Une histoire de mangeoire
Dans nos crèches, nous contemplons ce personnage de cire ou de plastique, installé sur la paille, sans faire attention à l’incongruité d’une telle mise en scène. Nos oreilles nostalgiques, nos croyances infantiles, nos yeux éblouis de guirlandes… nous auraient-ils rendus sourds et aveugles face à l’aberration d’une telle situation : l’enfant-né, divin Sauveur, couché dans une mangeoire.
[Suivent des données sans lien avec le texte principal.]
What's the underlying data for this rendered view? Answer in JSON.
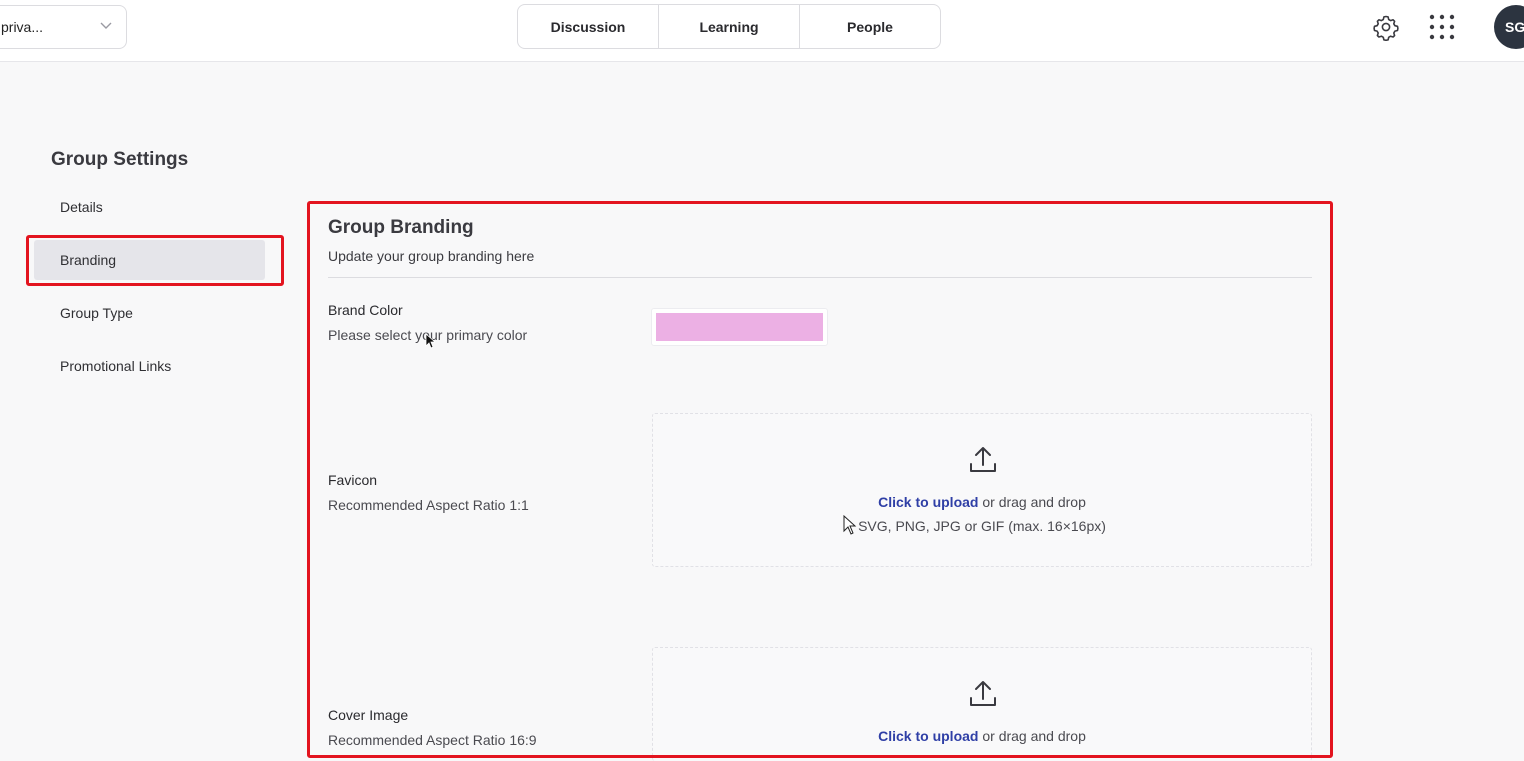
{
  "header": {
    "group_select_value": "priva...",
    "tabs": [
      {
        "label": "Discussion"
      },
      {
        "label": "Learning"
      },
      {
        "label": "People"
      }
    ],
    "avatar_initials": "SG"
  },
  "sidebar": {
    "title": "Group Settings",
    "items": [
      {
        "label": "Details"
      },
      {
        "label": "Branding",
        "active": true
      },
      {
        "label": "Group Type"
      },
      {
        "label": "Promotional Links"
      }
    ]
  },
  "branding": {
    "title": "Group Branding",
    "subtitle": "Update your group branding here",
    "brand_color": {
      "label": "Brand Color",
      "help": "Please select your primary color",
      "value": "#ecb0e4"
    },
    "favicon": {
      "label": "Favicon",
      "help": "Recommended Aspect Ratio 1:1",
      "upload_link": "Click to upload",
      "upload_text": " or drag and drop",
      "formats": "SVG, PNG, JPG or GIF (max. 16×16px)"
    },
    "cover_image": {
      "label": "Cover Image",
      "help": "Recommended Aspect Ratio 16:9",
      "upload_link": "Click to upload",
      "upload_text": " or drag and drop"
    }
  },
  "colors": {
    "highlight": "#e3141f",
    "link": "#2f3fa6",
    "avatar_bg": "#2c3440"
  },
  "icons": {
    "settings": "gear-icon",
    "apps": "apps-grid-icon",
    "upload": "upload-icon",
    "dropdown": "chevron-down-icon"
  }
}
Et par trois fois, pour bien insister, Luc nous le répète :
- “Et [Marie] mit au monde son fils premier-né ; elle l’emmaillota et le coucha dans une mangeoire.” Lc 2,7.
- “Alors l’ange dit [aux bergers]: Voici le signe qui vous est donné : vous trouverez un nouveau-né emmailloté et couché dans une mangeoire.” Lc 2,14.
- “Ils découvrirent Marie et Joseph, avec le nouveau-né couché dans la mangeoire”. Lc 2,16.
Bien entendu, nous pensons, innocemment, qu’en ce supposé hiver froid, l’enfant bénéficie du souffle chaud d’un âne et d’un bœuf. Amis parents, amis pragmatiques, pensez-vous vraiment qu’un père et une mère laisseraient leur enfant tout juste sorti du ventre maternel, sous les dents et mâchoires de bêtes de somme ? Très rares sont même les peintres du Moyen-âge et de la Renaissance qui ont osé représenter une telle scène.
Une histoire d’abandon.
Le sein d’une mère ou les bras d’un père ne sont-ils pas plus adéquats et plus aimants qu’une simple mangeoire pour réchauffer un enfant ? Et pourtant, à peine né, Jésus est déposé dans cette crèche, à l’écart. Comme si Marie et Joseph s’effaçaient, abandonnant leur “droit de propriété”, pour confier l’enfant à un destin qui les dépasse. Il ne s’agit pas de démission mais de signe donné à voir et à entendre. C’est bien le message délivré aux bergers : ‘il vous est né un sauveur !‘ Non pas ‘il est né‘, mais bien ‘il VOUS est né’. L’enfant Jésus est déjà destiné au salut de tous. Et cette mangeoire en bien est le symbole. Voici le signe qui vous est donné.
La création toute entière
Façonnée par le travail de l’homme, remplie du fruit de la terre en cette paille destinée aux bestiaux, la mangeoire représente la création toute entière qui accueille son Sauveur. L’universalité de la mission du Christ et Seigneur s’exprime déjà en cet objet. Dès sa naissance, Jésus rassemble les éléments de la création : hommes, bêtes et végétaux (Gn 1). Le monde est son berceau. Et bien plus, s’unissent avec ce divin enfant dans la mangeoire, l’armée glorieuse des anges et les bergers va-nu-pieds… Ciel et Terre se rencontrent pour accueillir cet avènement improbable.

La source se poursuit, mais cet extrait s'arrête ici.